State Key Laboratory of Infectious Disease Prevention and Control, Collaborative Innovation Center for Diagnosis and Treatment of Infectious Diseases, National Institute for Communicable Disease Control and Prevention, Chinese Center for Disease Control and Prevention, Beijing, China. Electronic address:

Published: June 2018

Severe fever with thrombocytopenia syndrome (SFTS) is emerging and some studies reported that SFTS incidence was associated with meteorological factors, while no report on SFTS forecast models was reported up to date. In this study, we constructed and compared three forecast models using autoregressive integrated moving average (ARIMA) model, negative binomial regression model (NBM), and quasi-Poisson generalized additive model (GAM).

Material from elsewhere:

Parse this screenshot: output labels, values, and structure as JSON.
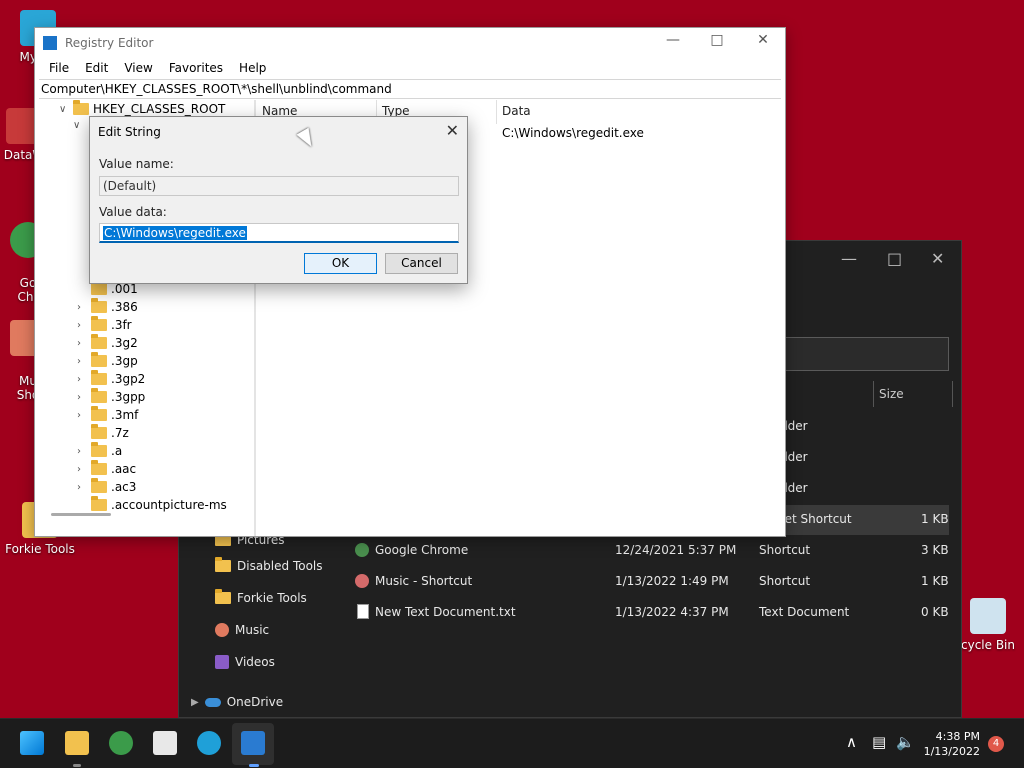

The dataset from 2011 to 2015 were used for model construction and the dataset in 2016 were used for external validity assessment. All the three models fitted the SFTS cases reasonably well during the training process and forecast process, while the NBM model forecasted better than other two models. Moreover, we demonstrated that temperature and relative humidity played key roles in explaining the temporal dynamics of SFTS occurrence. Our study contributes to better understanding of SFTS dynamics and provides predictive tools for the control and prevention of SFTS.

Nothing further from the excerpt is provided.